Unable to use regex feature

I have 3 entities which contains numerical data

intent:sales_data

regex:EV_id

  • ^\d{4}$

regex:product_id

  • ^\d{8}$

regex:Transaction_id

  • ^\d{12}$

my config file

pipeline:

  • name: “SpacyNLP” model: “en_core_web_lg”

  • name: “SpacyTokenizer”

  • name: “SpacyFeaturizer”

  • name: “RegexFeaturizer”

  • name: “CRFEntityExtractor” features: [ [“low”, “title”, “upper”], [“bias”, “low”, “prefix5”, “prefix2”, “suffix5”, “suffix3”, “suffix2”, “upper”, “title”, “digit”, “pattern”], [“low”, “title”, “upper”] ]

  • name: “EntitySynonymMapper”

  • name: “CountVectorsFeaturizer”

  • name: “EmbeddingIntentClassifier” intent_tokenization_flag: true intent_split_symbol: “+” epochs: 50

  • name: DucklingHTTPExtractor url: http://localhost:8000 dimensions:

    • email
    • phone-number
    • time
    • amount-of-money

policies:

  • name: MemoizationPolicy
  • name: KerasPolicy
  • name: MappingPolicy

but i am unable to use regex features even i enter 5 digit number it detects EV_id help me with this issue .

@akelad @Juste @JulianGerhard

Hi @shubham

I built your bot based on your setup.
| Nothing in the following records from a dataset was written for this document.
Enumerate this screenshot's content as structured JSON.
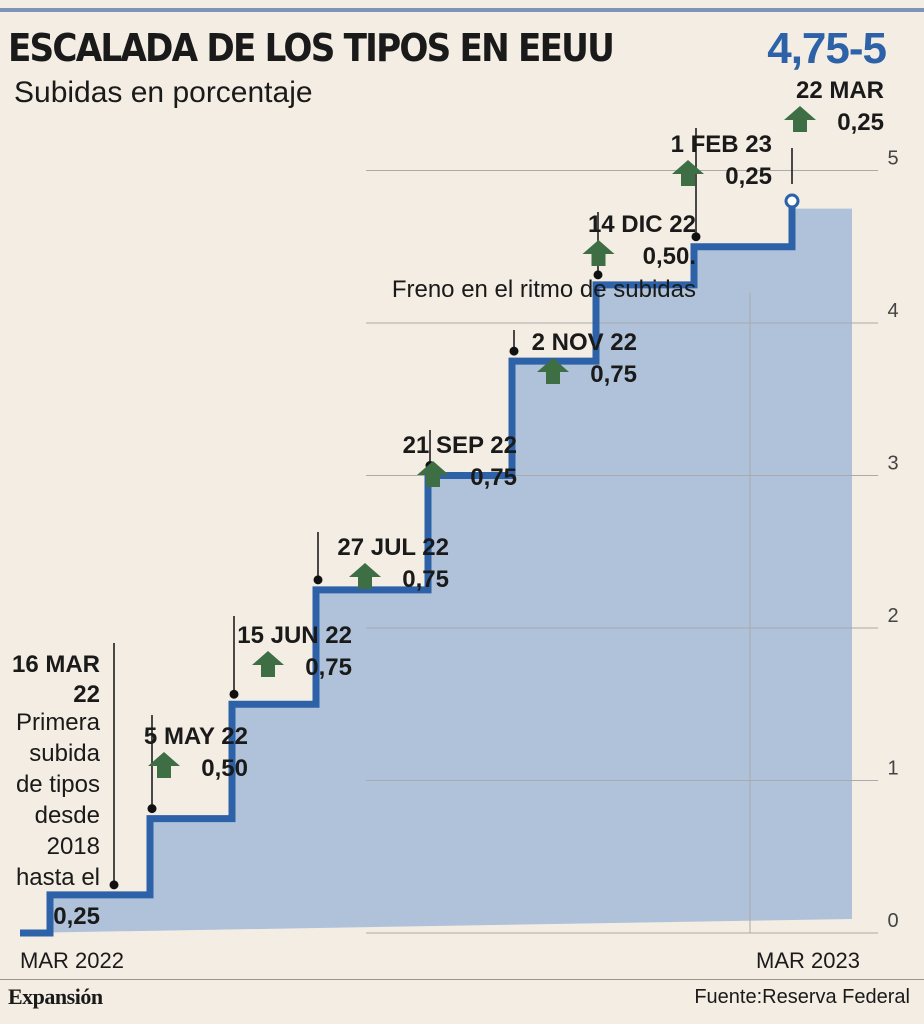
{
  "header": {
    "title": "ESCALADA DE LOS TIPOS EN EEUU",
    "subtitle": "Subidas en porcentaje",
    "headline": "4,75-5"
  },
  "footer": {
    "brand": "Expansión",
    "source": "Fuente:Reserva Federal"
  },
  "colors": {
    "line": "#2d62a8",
    "area": "#afc2da",
    "arrow": "#3d6e44",
    "grid": "#aaaaaa",
    "background": "#f4ede3"
  },
  "chart_data": {
    "type": "area",
    "title": "ESCALADA DE LOS TIPOS EN EEUU",
    "ylabel": "Subidas en porcentaje",
    "ylim": [
      0,
      5
    ],
    "yticks": [
      "0",
      "1",
      "2",
      "3",
      "4",
      "5"
    ],
    "xlabels": [
      {
        "label": "MAR 2022",
        "day": 0
      },
      {
        "label": "MAR 2023",
        "day": 365
      }
    ],
    "series": [
      {
        "name": "Tipos Reserva Federal",
        "steps": [
          {
            "day": 0,
            "value": 0
          },
          {
            "day": 15,
            "value": 0.25
          },
          {
            "day": 65,
            "value": 0.75
          },
          {
            "day": 106,
            "value": 1.5
          },
          {
            "day": 148,
            "value": 2.25
          },
          {
            "day": 204,
            "value": 3.0
          },
          {
            "day": 246,
            "value": 3.75
          },
          {
            "day": 288,
            "value": 4.25
          },
          {
            "day": 337,
            "value": 4.5
          },
          {
            "day": 386,
            "value": 4.75
          }
        ],
        "end": {
          "day": 386,
          "value": 4.75
        }
      }
    ],
    "annotations": [
      {
        "date": "16 MAR 22",
        "date_lines": [
          "16 MAR",
          "22"
        ],
        "text_lines": [
          "Primera",
          "subida",
          "de tipos",
          "desde",
          "2018",
          "hasta el"
        ],
        "value": "0,25",
        "day": 15,
        "y": 0.25
      },
      {
        "date": "5 MAY 22",
        "value": "0,50",
        "day": 65,
        "y": 0.75
      },
      {
        "date": "15 JUN 22",
        "value": "0,75",
        "day": 106,
        "y": 1.5
      },
      {
        "date": "27 JUL 22",
        "value": "0,75",
        "day": 148,
        "y": 2.25
      },
      {
        "date": "21 SEP 22",
        "value": "0,75",
        "day": 204,
        "y": 3.0
      },
      {
        "date": "2 NOV 22",
        "value": "0,75",
        "day": 246,
        "y": 3.75
      },
      {
        "date": "14 DIC 22",
        "value": "0,50.",
        "note": "Freno en el ritmo de subidas",
        "day": 288,
        "y": 4.25
      },
      {
        "date": "1 FEB 23",
        "value": "0,25",
        "day": 337,
        "y": 4.5
      },
      {
        "date": "22 MAR",
        "value": "0,25",
        "day": 386,
        "y": 4.75
      }
    ]
  }
}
This is my parsing-output for product:

POST http://localhost:5005/model/parse

{
	"text": "10000413"
}

{
    "intent": {
        "name": "sales_data",
        "confidence": 0.9558028579
    },
    "entities": [
        {
            "start": 0,
            "end": 8,
            "value": "10000413",
            "entity": "product_id",
            "confidence": 0.853251155,
            "extractor": "CRFEntityExtractor"
        }
    ],
    "intent_ranking": [
        {
            "name": "sales_data",
            "confidence": 0.9558028579
        },
        {
            "name": "goodbye",
            "confidence": 0.0675825328
        },
        {
            "name": "greet",
            "confidence": 0
        },
        {
            "name": "mood_great",
            "confidence": 0
        },
        {
            "name": "deny",
            "confidence": 0
        },
        {
            "name": "affirm",
            "confidence": 0
        }
    ],
    "text": "10000413"
} 

This is my parsing output for ev_id:

POST http://localhost:5005/model/parse

{
	"text": "2213"
}

{
    "intent": {
        "name": "sales_data",
        "confidence": 0.9566286206
    },
    "entities": [
        {
            "start": 0,
            "end": 4,
            "value": "2213",
            "entity": "ev_id",
            "confidence": 0.8784737378,
            "extractor": "CRFEntityExtractor"
        }
    ],
    "intent_ranking": [
        {
            "name": "sales_data",
            "confidence": 0.9566286206
        },
        {
            "name": "goodbye",
            "confidence": 0.0442600176
        },
        {
            "name": "greet",
            "confidence": 0
        },
        {
            "name": "mood_great",
            "confidence": 0
        },
        {
            "name": "deny",
            "confidence": 0
        },
        {
            "name": "affirm",
            "confidence": 0
        }
    ],
    "text": "2213"
}

My modifications:

I simply used the CRFEntityExtractor without feature specifications and I used the following stories:

## product_id
* sales_data{"product_id": "56435678"}
 - utter_goodbye
 
## ev_id
* sales_data{"ev_id": "2481"}
 - utter_goodbye

Maybe you forgot to accept mentioned entities while triggering the intent? Another thing: the data you provided for those entities is a little bit poor regarding the fact, that e.g. ev_id always ends on 13 (I don’t know if this is expected or not).

Regards

even I am getting same result when I test it with 1234 (4 digit number ) or 54688458 (8 digit number ) but when i test it with 54215 (5 digit number ) I get Ev_id as entity or 5451755 (9 digit number ) I get product_id as entity

Hi @shubham,

according to the documentation:

Regex features don’t define entities nor intents! They simply provide patterns to help the classifier recognize entities and related intents. Hence, you still need to provide intent & entity examples as part of your training data!

I think what you want to achieve is parsing either a ev_id, product or transaction_id by validating with a regex which of them it is. The RegEx Feature is only helping to predict the intent.

How about using one intent and the duckling extractor to extract the number and then validate it in a Custom- or FormAction to predict its use-case?

I would suggest using duckling to extract numbers instead and then fill your slots from custom actions, with some regex checking to decide which slot to fill

@shubham, I had a similar issue and wrote a custom component AKA True RegexEntityExtractor. Hope this helps! RASA Regex Entity Extraction - Naoko - Medium

2 Likes

This looks pretty cool @naoko. I’ll give it a try today.

1 Like

Hello @JulianGerhard did things work out for you?